Karneval … I dunno. Probably not.
There’s nothing really wrong with the story so far, at least what we can make out of it. Our hero, I guess, Nai, an innocent who talks to the point of annoyance about his missing friend Karoku, finds himself tied up in a mansion with a woman on top of him. He’s “rescued” by Gareki, a grumbling, laconic boy who’s there to rob the place. The woman turns into a monster, things blow up, and meanwhile we get quick cuts of other plotlines, including guy pointing a gun at another guy’s temple. That’s part two of the story here, just thrown in as enticement, I suppose. There’s also Hirato and Tsukumo, tailing various people and eventually involving themselves in the train incident that comes next, as do Gareki and Nai, and soon everyone’s interacting and more stuff blows up. In spite of its circus elements this looks like a fairly routine show. Most interesting was that the Circus that Hirato and Tsukumo work for are in the hire of probably bad people. What’s more, the civilization they live in looks nice and oppressive, and how did it get that way? But Gareki and Nai remind me of those guys from No.6, and not in a good way. I’ll see if I want to watch any more next week.

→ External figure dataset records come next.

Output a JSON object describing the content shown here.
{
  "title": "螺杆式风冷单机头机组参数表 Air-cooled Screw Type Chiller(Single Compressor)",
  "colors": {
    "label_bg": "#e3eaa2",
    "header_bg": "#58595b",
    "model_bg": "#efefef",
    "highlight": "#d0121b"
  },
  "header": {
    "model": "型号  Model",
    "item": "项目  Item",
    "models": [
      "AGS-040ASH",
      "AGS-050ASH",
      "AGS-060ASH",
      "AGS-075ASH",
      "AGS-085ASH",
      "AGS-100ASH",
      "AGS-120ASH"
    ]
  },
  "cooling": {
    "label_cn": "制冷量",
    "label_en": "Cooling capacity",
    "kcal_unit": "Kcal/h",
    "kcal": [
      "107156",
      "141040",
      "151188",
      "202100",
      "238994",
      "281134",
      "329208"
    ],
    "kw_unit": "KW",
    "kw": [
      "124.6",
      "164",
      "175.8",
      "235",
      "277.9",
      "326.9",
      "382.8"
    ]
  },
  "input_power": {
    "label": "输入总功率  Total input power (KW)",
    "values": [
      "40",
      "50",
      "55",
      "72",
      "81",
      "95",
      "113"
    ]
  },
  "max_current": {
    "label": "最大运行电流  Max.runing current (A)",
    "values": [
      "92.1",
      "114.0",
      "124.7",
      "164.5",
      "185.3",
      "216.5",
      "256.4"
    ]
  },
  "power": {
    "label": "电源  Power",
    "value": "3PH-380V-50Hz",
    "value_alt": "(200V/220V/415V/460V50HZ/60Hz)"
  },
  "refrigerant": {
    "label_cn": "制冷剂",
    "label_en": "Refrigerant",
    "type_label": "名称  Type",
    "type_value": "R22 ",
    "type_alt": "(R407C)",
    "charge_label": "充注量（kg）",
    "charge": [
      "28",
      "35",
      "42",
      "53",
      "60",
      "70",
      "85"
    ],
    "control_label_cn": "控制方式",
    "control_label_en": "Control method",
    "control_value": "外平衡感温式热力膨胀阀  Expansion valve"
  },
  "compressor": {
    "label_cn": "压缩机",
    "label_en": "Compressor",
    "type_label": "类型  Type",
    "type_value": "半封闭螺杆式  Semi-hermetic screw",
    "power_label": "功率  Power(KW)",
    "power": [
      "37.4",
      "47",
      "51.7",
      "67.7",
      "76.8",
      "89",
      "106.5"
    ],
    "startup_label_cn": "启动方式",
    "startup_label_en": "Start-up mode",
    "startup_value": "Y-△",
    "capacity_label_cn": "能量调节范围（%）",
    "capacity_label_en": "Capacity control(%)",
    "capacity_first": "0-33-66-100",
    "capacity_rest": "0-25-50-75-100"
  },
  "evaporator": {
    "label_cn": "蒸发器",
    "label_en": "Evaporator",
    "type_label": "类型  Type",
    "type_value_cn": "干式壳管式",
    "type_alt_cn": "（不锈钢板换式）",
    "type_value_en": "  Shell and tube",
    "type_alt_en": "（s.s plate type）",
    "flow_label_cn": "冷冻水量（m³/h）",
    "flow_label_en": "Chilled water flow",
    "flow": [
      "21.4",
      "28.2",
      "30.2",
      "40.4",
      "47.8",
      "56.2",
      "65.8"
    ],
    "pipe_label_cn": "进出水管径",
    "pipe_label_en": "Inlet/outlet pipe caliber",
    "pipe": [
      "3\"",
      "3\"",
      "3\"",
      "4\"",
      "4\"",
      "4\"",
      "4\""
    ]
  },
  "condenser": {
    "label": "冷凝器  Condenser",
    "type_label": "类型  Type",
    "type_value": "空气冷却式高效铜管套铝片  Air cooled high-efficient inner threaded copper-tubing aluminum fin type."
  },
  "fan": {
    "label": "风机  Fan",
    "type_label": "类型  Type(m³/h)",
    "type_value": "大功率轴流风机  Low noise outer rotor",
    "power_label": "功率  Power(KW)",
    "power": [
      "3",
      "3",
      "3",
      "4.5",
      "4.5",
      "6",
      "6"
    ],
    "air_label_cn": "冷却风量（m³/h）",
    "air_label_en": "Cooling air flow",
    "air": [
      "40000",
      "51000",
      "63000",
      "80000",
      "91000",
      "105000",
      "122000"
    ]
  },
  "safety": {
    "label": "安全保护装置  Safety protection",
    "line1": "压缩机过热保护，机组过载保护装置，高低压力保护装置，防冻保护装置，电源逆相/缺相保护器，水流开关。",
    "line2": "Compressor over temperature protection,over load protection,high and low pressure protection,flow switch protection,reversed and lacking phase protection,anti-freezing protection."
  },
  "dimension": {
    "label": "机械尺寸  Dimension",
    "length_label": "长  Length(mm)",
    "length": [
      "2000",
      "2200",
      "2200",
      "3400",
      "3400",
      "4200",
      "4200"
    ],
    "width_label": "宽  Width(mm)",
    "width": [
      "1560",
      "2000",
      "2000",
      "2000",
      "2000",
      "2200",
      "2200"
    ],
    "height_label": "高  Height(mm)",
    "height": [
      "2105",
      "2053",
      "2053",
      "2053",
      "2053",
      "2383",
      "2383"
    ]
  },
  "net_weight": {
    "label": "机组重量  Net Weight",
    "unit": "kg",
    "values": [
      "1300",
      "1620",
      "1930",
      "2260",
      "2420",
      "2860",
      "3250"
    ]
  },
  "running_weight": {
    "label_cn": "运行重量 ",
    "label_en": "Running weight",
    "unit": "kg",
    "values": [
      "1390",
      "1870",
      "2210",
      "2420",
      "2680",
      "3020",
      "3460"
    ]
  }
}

Ginga Kikoutai Majestic Prince is a Mecha series where a band of misfit trainees are sent to the front lines and wind up doing heroic things. That part of it is ridiculous. After some battle scenes involving Undina base, being overwhelmed green alien ships we see our team screw up a simple training exercise. Next thing you know they’re being shipped off to that doomed base to delay the enemy while the earthlings evacuate. Is Earth really that desperate for soldiers? And after they get used to their new robot suits (which takes about ten seconds) they’re battling away like seasoned combat veterans. And then it gets more ridiculous. Still, I had fun watching this episode. The characters, especially the kid soldiers, look cartoonish. The first look at a human we get (Undina’s commander) looks like he should be in something for small children. And the kids often behave the same way, with grumbling asides and adolescent emotions, that is, until the battle. The battle, however, looks great, and even if we can’t believe these misfits should be on the front lines, they’re a fun dysfunctional team. I’ll probably drop this soon, but it’s worth another episode.
Hataraku Maou-sama! brings us Satan, the demon king of terror and cruelty and other bad things, escaping his realm as the humans invade and winding up in Tokyo, like one does. I’m not a fan of fish-out-of-water stories, but they make this one mercifully quick by giving Maou (new name) just enough magic power to pull a few strings and then flash-forwarding a few weeks. So now he’s a fry-guy at the local, um, MgRonalds. The challenges he and his lieutenant Alsiel now face are making rent and figuring out how to get back to their own realm, though rent comes first, and the episode’s biggest crisis, apart from being transported to this world in the first place, is whether to use his remaining magic power to repair the fryer and win a sales competition. This setup can’t last as it is. If the series is going to be about how they acclimate it will get dull, and I’ll wonder how he became a demon lord in the first place. But at the end they introduce another transported character, but from the other side. So maybe getting back is going to be a goal in the series after all. Like the other two, worth another look.